Sam : Il le connaît mieux que toi !
Olivier : Moi je connais juste les notes, c’est pas mal déjà... (rires). Je vais dire un mauvais mot, mais pour moi c'était presque un rejet de R(h)ope, dans une forme de frustration. Parallèlement à ça, on avait déjà un titre qu'on jouait en live, "Les Corps Flottants". On a eu pas mal de difficultés sur celui-ci en studio, pour trouver un équilibre, éviter le côté patchwork, que l'assemblage ne fasse pas trop décousu...
Simon : Le premier, il est toujours très difficile !
Olivier : On ne voulait pas perdre de vue l'essentiel, la narration de ton morceau : où tu vas et ce que tu as à dire ! C’est plus facile pour Sam de se poser dessus si musicalement il y a un fil conducteur, même si on rebondit beaucoup sur ce que fait Sam. D'ailleurs Sam est tout le temps là et elle écoute ce qu'on fait même quand elle ne fait pas de voix. C’est un travail d’équipe. Si à la base les idées de morceaux sont personnelles, elles ne sont validées que lorsqu'elles ont passé la répète tous ensemble, que chacun a trouvé sa place dans le morceau, qu'on l'a corrigé ou affiné. Par exemple quand j'arrive avec des parties de batterie complètement débiles, à chaque fois il (Simon) m'envoie chier et il a raison. On reparle batterie après avec Simon, des patterns qu'il va faire et ça peut ouvrir des directions pour le morceau, une idée d'Aurel, une petite mélodie, Sam qui commence à poser des contre-chants... Et à force de s’enregistrer et de se réécouter on avance dans l'arrangement, avec toujours ce fil conducteur bien précis. Pour moi, c'est presque un morceau de 54 minutes avec des parties qui s'articulent.. Au final, c'est beaucoup d'écoute et de dialogue, de prises de becs parfois aussi.

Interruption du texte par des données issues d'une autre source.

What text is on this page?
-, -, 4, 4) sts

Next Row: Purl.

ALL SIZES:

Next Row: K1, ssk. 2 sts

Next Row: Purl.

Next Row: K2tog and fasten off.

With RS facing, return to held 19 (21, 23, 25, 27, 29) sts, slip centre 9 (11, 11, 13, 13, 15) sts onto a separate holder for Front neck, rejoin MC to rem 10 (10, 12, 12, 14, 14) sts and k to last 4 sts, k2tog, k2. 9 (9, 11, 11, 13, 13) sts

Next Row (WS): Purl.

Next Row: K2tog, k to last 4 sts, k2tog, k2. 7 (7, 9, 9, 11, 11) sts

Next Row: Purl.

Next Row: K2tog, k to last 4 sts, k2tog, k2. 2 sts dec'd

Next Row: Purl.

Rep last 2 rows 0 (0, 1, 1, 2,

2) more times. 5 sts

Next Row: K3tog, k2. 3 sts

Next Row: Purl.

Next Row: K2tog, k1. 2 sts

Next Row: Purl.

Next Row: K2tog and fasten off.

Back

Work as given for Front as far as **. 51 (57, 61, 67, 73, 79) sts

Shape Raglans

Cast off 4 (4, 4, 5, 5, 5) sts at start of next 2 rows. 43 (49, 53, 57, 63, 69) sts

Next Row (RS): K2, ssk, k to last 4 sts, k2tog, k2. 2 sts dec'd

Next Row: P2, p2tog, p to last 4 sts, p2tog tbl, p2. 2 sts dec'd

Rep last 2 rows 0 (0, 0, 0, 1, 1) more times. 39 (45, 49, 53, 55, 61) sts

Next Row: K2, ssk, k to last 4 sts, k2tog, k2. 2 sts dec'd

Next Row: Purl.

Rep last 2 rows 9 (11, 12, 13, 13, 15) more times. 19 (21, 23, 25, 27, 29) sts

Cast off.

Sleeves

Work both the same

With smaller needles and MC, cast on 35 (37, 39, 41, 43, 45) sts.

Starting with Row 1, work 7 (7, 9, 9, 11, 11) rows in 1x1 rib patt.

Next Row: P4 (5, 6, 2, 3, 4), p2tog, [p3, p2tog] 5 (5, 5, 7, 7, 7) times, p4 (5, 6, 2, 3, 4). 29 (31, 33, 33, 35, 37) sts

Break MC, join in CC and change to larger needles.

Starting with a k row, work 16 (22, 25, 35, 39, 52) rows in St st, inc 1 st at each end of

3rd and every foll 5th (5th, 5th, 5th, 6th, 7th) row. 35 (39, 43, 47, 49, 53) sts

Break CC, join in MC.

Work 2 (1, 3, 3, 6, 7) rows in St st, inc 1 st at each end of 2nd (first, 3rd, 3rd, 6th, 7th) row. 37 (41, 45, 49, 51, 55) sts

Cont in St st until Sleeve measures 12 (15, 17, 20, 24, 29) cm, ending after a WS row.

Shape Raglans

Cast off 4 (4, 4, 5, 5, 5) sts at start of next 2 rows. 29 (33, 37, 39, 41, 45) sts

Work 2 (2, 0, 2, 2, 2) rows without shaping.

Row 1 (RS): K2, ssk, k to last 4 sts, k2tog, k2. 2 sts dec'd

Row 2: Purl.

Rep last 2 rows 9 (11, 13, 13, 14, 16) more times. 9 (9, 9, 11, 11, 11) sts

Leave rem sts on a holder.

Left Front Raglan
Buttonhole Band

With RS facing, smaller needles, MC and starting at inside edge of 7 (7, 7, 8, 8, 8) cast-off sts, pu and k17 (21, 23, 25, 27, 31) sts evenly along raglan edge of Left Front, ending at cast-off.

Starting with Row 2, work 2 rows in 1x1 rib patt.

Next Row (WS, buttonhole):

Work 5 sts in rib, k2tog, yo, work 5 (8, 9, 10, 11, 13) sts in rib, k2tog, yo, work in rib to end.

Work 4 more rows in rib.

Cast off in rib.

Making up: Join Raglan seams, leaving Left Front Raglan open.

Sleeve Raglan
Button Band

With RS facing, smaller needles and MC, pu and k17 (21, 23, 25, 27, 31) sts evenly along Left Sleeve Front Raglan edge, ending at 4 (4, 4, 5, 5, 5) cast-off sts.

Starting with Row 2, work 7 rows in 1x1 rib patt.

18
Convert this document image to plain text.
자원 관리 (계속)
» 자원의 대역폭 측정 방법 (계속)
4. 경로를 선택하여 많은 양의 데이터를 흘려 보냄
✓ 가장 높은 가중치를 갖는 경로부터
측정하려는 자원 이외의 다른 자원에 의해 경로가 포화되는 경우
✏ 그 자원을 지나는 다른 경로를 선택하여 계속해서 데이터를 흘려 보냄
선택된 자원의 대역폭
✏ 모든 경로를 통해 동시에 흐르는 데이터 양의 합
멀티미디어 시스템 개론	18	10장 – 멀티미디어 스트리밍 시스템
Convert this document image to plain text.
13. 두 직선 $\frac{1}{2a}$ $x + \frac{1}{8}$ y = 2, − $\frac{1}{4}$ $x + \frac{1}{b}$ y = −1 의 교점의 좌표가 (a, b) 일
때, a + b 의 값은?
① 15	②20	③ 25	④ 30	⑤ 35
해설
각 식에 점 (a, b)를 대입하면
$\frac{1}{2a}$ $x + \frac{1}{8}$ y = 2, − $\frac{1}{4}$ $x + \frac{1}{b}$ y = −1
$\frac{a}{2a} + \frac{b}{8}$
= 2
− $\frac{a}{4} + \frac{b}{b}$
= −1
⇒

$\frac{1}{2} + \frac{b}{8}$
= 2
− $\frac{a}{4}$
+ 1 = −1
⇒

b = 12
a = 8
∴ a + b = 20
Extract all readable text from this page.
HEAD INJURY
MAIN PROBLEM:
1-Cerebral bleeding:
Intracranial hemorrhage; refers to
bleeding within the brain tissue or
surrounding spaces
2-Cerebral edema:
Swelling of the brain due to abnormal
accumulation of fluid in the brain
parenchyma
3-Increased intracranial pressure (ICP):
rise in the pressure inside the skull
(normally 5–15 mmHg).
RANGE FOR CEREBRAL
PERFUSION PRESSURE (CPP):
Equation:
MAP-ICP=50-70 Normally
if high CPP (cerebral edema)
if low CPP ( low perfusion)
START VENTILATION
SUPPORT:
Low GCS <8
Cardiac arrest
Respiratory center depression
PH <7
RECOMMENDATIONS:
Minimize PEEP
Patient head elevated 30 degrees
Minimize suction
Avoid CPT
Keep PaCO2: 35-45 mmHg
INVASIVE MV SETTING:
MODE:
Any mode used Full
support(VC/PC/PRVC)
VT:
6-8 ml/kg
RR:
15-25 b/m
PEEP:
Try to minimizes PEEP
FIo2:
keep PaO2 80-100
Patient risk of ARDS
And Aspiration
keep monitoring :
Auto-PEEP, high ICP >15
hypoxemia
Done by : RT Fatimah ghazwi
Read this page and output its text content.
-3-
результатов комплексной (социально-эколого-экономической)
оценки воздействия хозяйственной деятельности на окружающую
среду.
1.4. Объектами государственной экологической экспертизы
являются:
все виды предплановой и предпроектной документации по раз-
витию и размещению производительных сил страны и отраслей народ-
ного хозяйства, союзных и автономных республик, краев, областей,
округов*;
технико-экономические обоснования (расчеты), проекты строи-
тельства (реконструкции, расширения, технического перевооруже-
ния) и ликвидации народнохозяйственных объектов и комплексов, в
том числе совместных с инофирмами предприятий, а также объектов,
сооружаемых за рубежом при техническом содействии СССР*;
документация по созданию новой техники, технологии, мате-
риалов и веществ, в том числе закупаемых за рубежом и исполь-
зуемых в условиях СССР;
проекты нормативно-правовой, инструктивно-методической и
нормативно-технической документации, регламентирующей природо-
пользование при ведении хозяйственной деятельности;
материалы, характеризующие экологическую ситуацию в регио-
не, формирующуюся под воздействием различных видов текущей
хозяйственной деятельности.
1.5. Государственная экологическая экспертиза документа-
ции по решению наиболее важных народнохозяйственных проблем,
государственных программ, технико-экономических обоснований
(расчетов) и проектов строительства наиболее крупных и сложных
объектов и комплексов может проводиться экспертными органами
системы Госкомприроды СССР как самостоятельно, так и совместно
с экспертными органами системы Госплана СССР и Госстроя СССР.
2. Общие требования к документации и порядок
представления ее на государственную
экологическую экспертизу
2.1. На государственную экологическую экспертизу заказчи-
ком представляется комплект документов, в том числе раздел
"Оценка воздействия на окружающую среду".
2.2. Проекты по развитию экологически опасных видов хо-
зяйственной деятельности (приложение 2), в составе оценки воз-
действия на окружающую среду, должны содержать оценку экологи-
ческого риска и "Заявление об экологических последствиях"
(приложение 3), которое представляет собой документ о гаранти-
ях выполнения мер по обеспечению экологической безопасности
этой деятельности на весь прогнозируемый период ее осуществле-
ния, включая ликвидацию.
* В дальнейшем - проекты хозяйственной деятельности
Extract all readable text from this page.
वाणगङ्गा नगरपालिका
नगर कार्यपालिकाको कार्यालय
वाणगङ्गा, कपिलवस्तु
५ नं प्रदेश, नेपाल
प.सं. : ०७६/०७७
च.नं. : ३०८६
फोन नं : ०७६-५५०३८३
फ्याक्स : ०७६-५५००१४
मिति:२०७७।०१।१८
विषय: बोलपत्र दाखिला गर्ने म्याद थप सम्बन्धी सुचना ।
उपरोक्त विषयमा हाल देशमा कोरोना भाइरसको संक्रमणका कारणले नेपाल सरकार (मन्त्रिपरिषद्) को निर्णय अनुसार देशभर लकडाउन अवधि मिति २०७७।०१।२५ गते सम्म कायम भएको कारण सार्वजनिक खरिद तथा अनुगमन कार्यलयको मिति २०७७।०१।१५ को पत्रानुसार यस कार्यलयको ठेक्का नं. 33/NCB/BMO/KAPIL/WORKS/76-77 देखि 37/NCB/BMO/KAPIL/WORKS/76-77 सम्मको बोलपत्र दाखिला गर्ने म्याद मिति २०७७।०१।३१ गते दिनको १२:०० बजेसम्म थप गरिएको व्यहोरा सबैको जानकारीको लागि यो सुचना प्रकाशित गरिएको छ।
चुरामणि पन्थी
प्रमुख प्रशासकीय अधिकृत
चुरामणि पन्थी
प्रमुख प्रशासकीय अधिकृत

Sam : Je trouve que ce ne sont pas des prises de becs, plutôt des discussions qui sont légitimes parfois, par rapport aux appétences et aux envies de chacun. Mais je n'ai jamais l'impression que c'est conflictuel, c'est plus du débat en fait.
Olivier : Oui c'est vrai, mais tu connais mon vocabulaire limité, j'essaie de communiquer avec vous humains, comme je peux.
Damien : C'est le mot débat que tu cherches en fait ?
Olivier : Des bas, c'est ce qu'on met sous une robe non ? (rires)
Sam : Pour revenir sur ta question, je pense que ce qui a changé n'est pas tant la façon dont on compose que l'équipe surtout. Simon était déjà là, mais quand on a enregistré R(h)ope il venait d’arriver et n'était pas aussi impliqué dans la composition, et Aurel n'était pas là du tout. Déjà, tu ajoutes deux nouvelles personnes et deux nouvelles personnalités musicales, forcément ça change la direction prise.
Olivier : D'ailleurs, Simon a amené beaucoup d'agressivité et d'impact dans la batterie, et ça nous permet d'écrire des choses qu'on n'aurait peut-être pas pu faire avant. Pareil pour Aurel qui apporte plein de stabilité et des trucs très techniques avec tous ses triggers, lui qui vient beaucoup du djent. Heureusement qu'il tient la baraque pendant que je fais le con sur scène. Il y a des morceaux de cet album que l'on n'aurait pas fait s'ils n'étaient pas dans l'équipe.
Simon : Au delà de tout ça, je pense qu'il y a un truc qui a vraiment changé entre les albums d'avant et maintenant. Avant, on acceptait des concessions. On se disait "Ok, ce morceau est pas parfait mais on le prend quand-même, on n'a pas le temps. Go !" Pour celui-là, on a fait attention qu’aucun de nous ne se dise en rentrant en studio "oh non, on va passer une journée à enregistrer une daube". Cette fois, c'était important d’être tous convaincus que les titres qu'on allait enregistrer en valaient le coup, qu'ils allaient nous plaire à la sortie et qu'on allait avoir envie de les jouer en live, parce que c'est pour ça qu'on enregistre. Il n'y a plus de concessions, on est plus rigoureux.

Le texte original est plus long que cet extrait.